Modus PKPU juga dilakukan untuk menghindari risiko pidana. Seolah-olah, kasusnya murni perdata dan sudah proses PKPU. Sehingga, kreditur terhalang untuk mengambil upaya hukum pidana, saat memiliki bukti untuk menguatkan unsur pidananya.
Dalam kasus Inet, modus PKPU yang diambil patut diduga adalah rangkaian tahapan untuk menghindari kewajiban, sekaligus melarikan harta hasil penipuan berkedok bisnis/investasi.
Bisa juga, langkah ini ditempuh untuk menjadikan kreditur fiktif yang dibuat agar bisa menampung dana hasil penipuan berkedok bisnis/investasi, dengan dalih penyajian utang yang bersifat prioritas (kreditur preferen).
Salah satu kreditur Inet mencium praktik kecurangan ini. Inet sengaja memunculkan kreditur fiktif agar harta pailit nantinya terbagi habis bahkan kembali kepada debitur atau utang bisa dibayar sesuka mereka sendiri. Hal ini akan sangat merugikan kreditur asli.

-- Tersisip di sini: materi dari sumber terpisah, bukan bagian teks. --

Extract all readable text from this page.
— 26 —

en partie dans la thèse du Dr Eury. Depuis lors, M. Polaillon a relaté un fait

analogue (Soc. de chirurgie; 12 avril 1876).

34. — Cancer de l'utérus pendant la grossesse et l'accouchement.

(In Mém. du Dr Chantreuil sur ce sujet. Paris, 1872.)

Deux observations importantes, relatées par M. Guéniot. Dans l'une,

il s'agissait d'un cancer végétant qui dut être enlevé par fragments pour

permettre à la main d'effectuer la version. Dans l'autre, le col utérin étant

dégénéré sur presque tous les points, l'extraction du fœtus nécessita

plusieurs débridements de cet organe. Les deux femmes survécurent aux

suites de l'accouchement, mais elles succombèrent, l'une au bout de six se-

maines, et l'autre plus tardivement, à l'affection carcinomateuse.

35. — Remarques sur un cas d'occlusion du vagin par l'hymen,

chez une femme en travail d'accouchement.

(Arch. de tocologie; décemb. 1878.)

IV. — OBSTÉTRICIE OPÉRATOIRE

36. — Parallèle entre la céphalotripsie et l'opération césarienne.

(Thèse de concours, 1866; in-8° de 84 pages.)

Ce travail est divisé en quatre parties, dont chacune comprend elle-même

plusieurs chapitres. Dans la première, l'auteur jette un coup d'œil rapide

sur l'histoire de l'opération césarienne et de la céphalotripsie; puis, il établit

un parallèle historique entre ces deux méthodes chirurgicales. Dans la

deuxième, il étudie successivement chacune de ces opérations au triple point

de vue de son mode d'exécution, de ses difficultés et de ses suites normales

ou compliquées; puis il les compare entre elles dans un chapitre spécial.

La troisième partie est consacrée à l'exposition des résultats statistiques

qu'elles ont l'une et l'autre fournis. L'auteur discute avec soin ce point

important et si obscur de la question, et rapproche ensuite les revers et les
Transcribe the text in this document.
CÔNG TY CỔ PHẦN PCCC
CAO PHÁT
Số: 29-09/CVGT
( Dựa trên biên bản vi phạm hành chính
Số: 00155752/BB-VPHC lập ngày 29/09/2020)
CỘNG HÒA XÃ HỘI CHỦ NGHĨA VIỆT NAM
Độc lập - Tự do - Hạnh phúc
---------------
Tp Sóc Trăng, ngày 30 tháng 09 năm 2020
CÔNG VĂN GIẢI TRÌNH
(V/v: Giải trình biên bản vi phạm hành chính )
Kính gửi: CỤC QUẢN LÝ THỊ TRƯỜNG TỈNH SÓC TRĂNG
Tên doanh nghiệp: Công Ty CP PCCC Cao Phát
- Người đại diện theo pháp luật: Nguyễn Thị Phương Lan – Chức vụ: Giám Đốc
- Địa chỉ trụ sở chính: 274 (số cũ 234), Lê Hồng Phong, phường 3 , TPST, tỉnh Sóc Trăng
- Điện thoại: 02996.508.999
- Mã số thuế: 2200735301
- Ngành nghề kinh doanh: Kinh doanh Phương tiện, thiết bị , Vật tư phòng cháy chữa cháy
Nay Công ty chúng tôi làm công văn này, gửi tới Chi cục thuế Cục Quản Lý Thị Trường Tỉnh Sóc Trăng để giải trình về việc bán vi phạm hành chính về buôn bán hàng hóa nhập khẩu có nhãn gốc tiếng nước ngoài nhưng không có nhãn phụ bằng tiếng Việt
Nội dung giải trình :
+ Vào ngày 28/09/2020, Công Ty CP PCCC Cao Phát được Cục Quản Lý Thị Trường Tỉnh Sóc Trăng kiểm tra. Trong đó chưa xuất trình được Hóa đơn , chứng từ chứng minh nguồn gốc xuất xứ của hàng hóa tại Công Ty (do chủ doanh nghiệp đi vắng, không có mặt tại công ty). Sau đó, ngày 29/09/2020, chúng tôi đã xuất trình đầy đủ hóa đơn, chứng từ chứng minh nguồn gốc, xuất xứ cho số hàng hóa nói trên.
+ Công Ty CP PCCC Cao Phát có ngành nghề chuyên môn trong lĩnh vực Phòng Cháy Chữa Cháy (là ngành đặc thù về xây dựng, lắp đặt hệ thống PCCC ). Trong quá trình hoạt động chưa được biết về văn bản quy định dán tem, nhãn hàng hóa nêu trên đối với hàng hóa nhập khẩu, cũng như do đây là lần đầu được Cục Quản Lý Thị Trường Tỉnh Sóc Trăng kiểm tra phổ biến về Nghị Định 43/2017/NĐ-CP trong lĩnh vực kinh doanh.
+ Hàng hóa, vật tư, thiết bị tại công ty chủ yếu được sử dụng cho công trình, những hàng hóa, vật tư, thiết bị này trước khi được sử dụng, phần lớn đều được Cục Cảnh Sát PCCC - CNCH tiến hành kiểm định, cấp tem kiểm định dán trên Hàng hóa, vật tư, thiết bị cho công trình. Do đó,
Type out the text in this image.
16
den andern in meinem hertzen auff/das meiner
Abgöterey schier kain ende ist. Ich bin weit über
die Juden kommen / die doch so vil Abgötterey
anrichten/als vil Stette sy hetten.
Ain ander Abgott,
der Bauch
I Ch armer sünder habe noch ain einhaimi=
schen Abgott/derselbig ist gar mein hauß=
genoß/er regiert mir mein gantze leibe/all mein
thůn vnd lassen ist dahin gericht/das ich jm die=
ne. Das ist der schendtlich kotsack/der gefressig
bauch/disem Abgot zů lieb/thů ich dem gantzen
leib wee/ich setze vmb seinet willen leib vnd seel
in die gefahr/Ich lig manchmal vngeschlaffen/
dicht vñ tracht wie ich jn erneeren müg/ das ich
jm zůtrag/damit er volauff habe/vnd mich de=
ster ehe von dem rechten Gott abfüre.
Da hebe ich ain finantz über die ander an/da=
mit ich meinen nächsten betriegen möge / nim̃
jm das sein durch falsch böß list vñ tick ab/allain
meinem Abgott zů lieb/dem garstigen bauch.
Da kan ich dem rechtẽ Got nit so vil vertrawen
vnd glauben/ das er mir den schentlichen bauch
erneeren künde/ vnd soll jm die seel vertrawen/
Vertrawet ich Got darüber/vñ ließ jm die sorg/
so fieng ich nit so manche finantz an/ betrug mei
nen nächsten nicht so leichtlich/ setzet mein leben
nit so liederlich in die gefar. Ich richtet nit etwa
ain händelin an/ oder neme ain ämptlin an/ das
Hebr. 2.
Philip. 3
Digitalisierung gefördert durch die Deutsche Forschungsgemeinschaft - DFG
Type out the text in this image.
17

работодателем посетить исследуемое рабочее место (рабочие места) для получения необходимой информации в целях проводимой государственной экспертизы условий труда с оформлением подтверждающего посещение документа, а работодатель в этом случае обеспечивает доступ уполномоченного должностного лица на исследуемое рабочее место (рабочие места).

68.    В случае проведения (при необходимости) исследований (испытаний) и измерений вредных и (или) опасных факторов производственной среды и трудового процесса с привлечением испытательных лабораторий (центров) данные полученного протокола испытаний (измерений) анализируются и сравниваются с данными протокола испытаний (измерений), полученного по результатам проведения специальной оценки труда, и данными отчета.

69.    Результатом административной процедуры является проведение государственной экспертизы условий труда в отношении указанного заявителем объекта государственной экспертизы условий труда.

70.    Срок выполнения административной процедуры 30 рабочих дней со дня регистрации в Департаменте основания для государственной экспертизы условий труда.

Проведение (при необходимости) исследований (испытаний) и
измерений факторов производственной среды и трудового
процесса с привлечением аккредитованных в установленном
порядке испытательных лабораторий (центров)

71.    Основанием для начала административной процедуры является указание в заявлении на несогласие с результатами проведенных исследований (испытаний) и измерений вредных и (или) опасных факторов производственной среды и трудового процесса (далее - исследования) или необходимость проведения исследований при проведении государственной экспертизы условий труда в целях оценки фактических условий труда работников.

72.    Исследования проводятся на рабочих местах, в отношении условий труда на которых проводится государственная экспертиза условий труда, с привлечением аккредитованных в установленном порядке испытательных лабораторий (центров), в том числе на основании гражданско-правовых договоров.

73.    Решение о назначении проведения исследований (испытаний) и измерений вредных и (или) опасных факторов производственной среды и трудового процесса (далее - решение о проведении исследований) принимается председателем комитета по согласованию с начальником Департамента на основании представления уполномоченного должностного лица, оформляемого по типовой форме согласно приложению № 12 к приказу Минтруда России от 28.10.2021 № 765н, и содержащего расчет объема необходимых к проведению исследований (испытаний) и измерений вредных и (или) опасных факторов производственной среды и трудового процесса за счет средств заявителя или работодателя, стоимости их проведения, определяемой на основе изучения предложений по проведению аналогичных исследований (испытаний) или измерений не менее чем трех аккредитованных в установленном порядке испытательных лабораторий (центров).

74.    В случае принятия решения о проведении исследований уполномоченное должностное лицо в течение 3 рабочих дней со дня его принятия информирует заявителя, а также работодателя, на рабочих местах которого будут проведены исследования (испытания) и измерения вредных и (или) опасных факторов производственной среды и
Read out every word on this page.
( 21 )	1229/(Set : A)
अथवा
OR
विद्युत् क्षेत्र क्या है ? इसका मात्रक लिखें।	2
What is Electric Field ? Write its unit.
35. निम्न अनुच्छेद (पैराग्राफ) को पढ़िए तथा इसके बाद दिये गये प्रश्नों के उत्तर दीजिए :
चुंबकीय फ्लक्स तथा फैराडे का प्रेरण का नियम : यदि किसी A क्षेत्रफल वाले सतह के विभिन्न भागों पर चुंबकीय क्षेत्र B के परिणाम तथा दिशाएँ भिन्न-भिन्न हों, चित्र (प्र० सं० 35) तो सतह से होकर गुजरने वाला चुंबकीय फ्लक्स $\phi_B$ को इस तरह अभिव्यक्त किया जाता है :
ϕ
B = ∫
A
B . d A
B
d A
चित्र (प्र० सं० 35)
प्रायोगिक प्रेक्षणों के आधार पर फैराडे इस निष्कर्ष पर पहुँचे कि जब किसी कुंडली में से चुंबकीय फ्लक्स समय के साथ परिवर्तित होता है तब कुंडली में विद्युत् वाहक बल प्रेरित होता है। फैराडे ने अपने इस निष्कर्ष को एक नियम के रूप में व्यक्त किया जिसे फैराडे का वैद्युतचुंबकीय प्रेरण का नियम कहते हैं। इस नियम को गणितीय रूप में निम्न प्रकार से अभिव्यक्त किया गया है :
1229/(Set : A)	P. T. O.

Kasus ini, mewakili kasus mafia bisnis dan mafia peradilan. Dalam proses PKPU, konsep pembagian harta hasil kejahatan dengan modus penundaan utang, maupun dengan modus pailit, semuanya dilegalisasi putusan pengadilan.
Jadi, selain melegalisasi proses penipuan berkedok bisnis/investasi, kejahatan mafia hukum melegitimasi kejahatan mafia bisnis dengan stempel hukum (putusan) yang sudah dipersiapkan.
Kasus mafia bisnis, biasanya juga terkait dengan mafia tanah. Karena agunan bisnis atas utang atau investasi berupa tanah dan bangunan yang menjadi jaminan bank, biasanya juga hasil tipu muslihat. Mafia tanah, mafia bisnis dan mafia hukum, sudah seperti lingkaran setan.
Kasus Inet ini ibarat fenomena gunung es, yang nampak sebagian saja. Padahal, fenomena kasus penipuan dengan dalih bisnis/investasi, yang dijalankan oleh mafia bisnis bekerja sama dengan mafia hukum yang tak terendus publik, jauh lebih dahsyat lagi.